When Quinn gets his beans, the smell is similar to barley or hay, he said. Basically roasting the coffee refers to cooking the beans. Then those beans are ground for coffee making.

This production line encompasses multiple entities. All have a hand in the process, and that’s one of reasons why coffee can be expensive.

 “Coffee can have many taste variations,” he said, depending on the region where it’s from. Coffee from Guatemala can taste chocolaty because of the elevation and the volcanoes. Of course no one cares about that. All they’re concerned about it that it tastes good.”  

Quinn and Harris went to Guatemala as part of an apprenticeship program to learn the trade from start to finish from a master who has been roasting coffee there for 30 years, “the Jedi Master,” Quinn said.

They studied coffee roasting profiles, cupping coffee (taste tests where coffee is scored in different categories), the art of creating blends and the business side of things.

One of the many things Quinn and Harris determined when they finished the apprenticeships was that  they wanted to focus their business on Direct Trade, which Quinn says is different from Fair Trade.

Direct Trade is a type of sourcing where the roaster or distributor buys directly from the farmer, allowing the farmer to set his own price for coffee and not be forced to accept the lower market price, which could fluctuate depending on supply and demand.

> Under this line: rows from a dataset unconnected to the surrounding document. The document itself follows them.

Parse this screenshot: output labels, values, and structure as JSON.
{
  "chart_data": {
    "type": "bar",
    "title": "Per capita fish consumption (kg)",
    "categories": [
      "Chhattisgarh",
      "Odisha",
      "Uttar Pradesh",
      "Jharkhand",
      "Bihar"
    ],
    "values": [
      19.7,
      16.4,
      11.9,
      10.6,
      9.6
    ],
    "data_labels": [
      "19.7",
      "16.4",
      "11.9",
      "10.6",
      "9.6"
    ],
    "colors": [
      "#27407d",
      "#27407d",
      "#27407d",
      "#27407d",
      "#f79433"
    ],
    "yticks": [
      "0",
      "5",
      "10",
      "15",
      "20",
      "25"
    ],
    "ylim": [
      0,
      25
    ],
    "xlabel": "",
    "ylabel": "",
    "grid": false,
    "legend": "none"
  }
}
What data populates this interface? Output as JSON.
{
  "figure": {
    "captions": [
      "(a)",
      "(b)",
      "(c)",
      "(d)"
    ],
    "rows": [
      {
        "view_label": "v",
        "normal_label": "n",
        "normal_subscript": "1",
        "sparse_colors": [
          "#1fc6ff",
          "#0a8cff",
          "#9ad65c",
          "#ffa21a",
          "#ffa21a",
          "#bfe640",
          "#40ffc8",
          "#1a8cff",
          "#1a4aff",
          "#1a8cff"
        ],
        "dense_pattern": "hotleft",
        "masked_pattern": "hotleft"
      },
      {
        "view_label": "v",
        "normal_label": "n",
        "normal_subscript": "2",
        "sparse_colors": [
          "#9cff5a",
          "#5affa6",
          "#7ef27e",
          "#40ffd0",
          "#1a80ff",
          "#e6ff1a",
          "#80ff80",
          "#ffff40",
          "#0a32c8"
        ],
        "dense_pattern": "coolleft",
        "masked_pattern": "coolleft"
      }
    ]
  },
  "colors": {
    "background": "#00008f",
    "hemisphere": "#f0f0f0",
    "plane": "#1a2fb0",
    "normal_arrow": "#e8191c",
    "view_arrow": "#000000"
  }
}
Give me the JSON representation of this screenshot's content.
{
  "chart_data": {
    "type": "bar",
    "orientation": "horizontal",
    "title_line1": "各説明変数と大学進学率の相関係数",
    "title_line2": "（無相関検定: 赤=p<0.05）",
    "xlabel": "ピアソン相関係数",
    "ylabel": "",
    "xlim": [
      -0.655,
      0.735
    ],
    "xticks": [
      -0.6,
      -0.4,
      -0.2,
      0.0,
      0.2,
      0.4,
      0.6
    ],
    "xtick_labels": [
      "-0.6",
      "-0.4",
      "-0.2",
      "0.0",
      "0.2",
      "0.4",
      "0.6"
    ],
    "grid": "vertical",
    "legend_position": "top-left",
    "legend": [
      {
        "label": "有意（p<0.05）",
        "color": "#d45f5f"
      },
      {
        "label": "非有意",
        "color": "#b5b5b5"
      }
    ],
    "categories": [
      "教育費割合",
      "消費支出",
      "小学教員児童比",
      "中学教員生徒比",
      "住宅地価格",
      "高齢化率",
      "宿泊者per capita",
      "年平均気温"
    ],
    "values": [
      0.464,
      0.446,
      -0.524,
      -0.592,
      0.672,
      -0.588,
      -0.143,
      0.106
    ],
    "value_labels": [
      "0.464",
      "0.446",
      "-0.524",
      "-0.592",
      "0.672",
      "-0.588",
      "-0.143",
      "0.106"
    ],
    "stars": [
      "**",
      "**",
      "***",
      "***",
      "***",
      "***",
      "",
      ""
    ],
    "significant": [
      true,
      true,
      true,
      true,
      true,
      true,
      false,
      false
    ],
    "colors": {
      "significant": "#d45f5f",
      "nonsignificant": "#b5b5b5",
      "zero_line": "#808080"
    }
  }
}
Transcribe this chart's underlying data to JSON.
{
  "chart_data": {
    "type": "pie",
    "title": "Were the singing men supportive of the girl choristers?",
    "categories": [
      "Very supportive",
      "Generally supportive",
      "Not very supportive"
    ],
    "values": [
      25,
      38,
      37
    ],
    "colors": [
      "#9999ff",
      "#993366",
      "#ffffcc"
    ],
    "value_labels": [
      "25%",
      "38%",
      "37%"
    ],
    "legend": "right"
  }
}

It w the farmer. The employees are paid better.

Quinn said in Guatemala there are wealthy landowners with hundreds of acres, but also local farmers with only 40 or 50 acres.

“They’re not making a ton, but it is their livelihood,” Quinn said. “Their berries are handpicked. Machine-picked is an issue for some buyers. Their whole family is generally involved in the process of drying the coffee and getting it ready.”

Because certain coffees dominate here in Southwest Louisiana, Quinn says the demwand for coffees that taste different, and especially those which meet Fair or Direct Trade standards will demand a culture shift. Millennials are already there.””

Deepwoods Coffee can be used as a pour over, in a French press or for espresso.